Our hosts had provided us with an armed escort—a “Boy of the Belt” in a red turban, indicating that he belonged to the Sheikh’s personal body-guard. And under his guidance we proceeded for a day and a half up the valley, a journey somewhat comparable to the progress of a beetle across the ridges and furrows of a ploughed field. The hills are too stony for cultivation; but here and there a fan of good soil has spread itself out from the mouth of one of the gullies, and has been terraced into grain plots by the inhabitants of the village hard by. These villages (judged by local standards) may be called fairly prosperous-looking, for the Sheikh is a merciful over-lord: but the “roads” are consistently villainous; the “Far Cry” was an asset at Lochow!
In our eyes the first of these symptoms is the one to determine our sympathies. We can forgive much in this country to a chieftain who does (as a rule) honestly exert himself to keep order; who has realized that it pays him better to protect his vassals than to oppress them; and who can be trusted to administer some sort of “Jeddart Justice” in fairly equable fashion to Kurd and Christian alike. But by Turkish officials generally we fear he is less appreciated. The Old Turks hate him with an A because he is Able, and the Young because he is Autocratic: and we cannot pretend[{139}] to deny that he is sometimes “a bit of a handful,” and that his methods of administration are rather ingenuously Draconian.

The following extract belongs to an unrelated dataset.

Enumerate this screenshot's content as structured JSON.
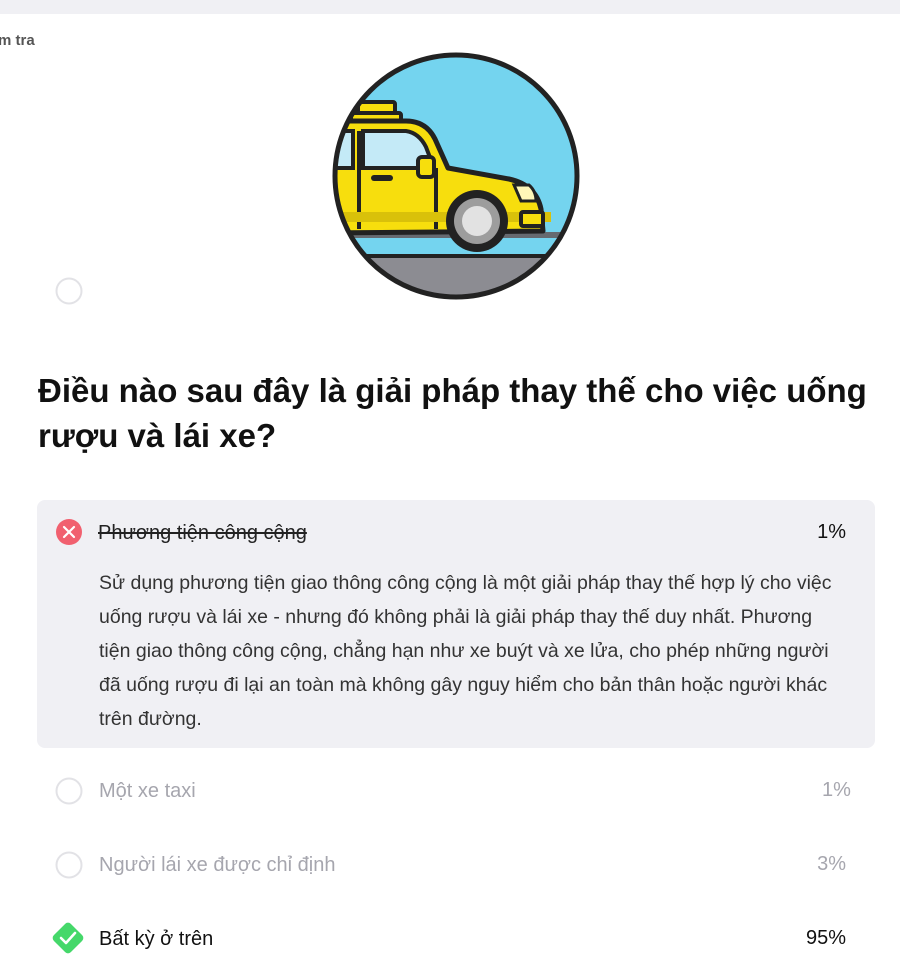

As recently as in 1909 he was at open war with the Government, and in this particular quarrel he was not very greatly to blame. The chief sinners were Sabonji Pasha and some of the corrupt gang who were running the administration at Mosul. They coveted some of the Sheikh’s villages, and the Sheikh refused to part.[82] Accordingly they trumped up a charge that he was conspiring against the Hukumet; a charge which could readily be made plausible, for there is not a chief in the province but lets his tongue loose against the Government at times. The true test of serious disaffection, however, is the courting of Russian assistance; and the prominent Russophiles hereabouts are the Sheikh’s particular bêtes noirs.
At any rate the charge won credence. The Sheikh’s friends were arrested and imprisoned. An army was marched into his territory; his villages were seized and occupied, and his wives carried off to Mosul. The Sheikh himself for some months was a homeless fugitive in the mountains; and it was then that he reaped the fruit of his good treatment of his villagers, for not a man, Christian or Moslem, ever dreamt of betraying him to his foes. Then, too, we first made his acquaintance, disguised in mean raiment and attended by a single follower, lurking in some of the Christian villages just beyond the limits of his domain.
But the scoring was not all on one side. Vich Ian Vohr boasted that the race of Ivor would seldom take the field with fewer than five hundred claymores; and the Sheikh of Barzan can muster certainly five thousand, and possibly twice that force. These levies were no more discommoded by the destruction of their “base of operations” than a swarm of the local red hornets whose nest has been demolished by a stone. Three of the seven regiments mobilized against them were captured en bloc among the crags,[{140}] with arms, ammunition, and artillery; and no commensurate losses were ever inflicted on the mountaineers.[83] Mosul was denuded of troops in order to maintain the struggle and the inhabitants were in a frenzy of terror lest the ubiquitous highlanders should swoop on the defenceless town. But that the Sheikh shrank from a step which would be bound to make the breach irreparable, it is indeed highly probable that these would have proved no empty fears. He is said to have declared roundly that if matters went much farther he intended to capture the place and make it over to the British Vice-Consul! That gentleman was by no means desirous of receiving so inconvenient a gift!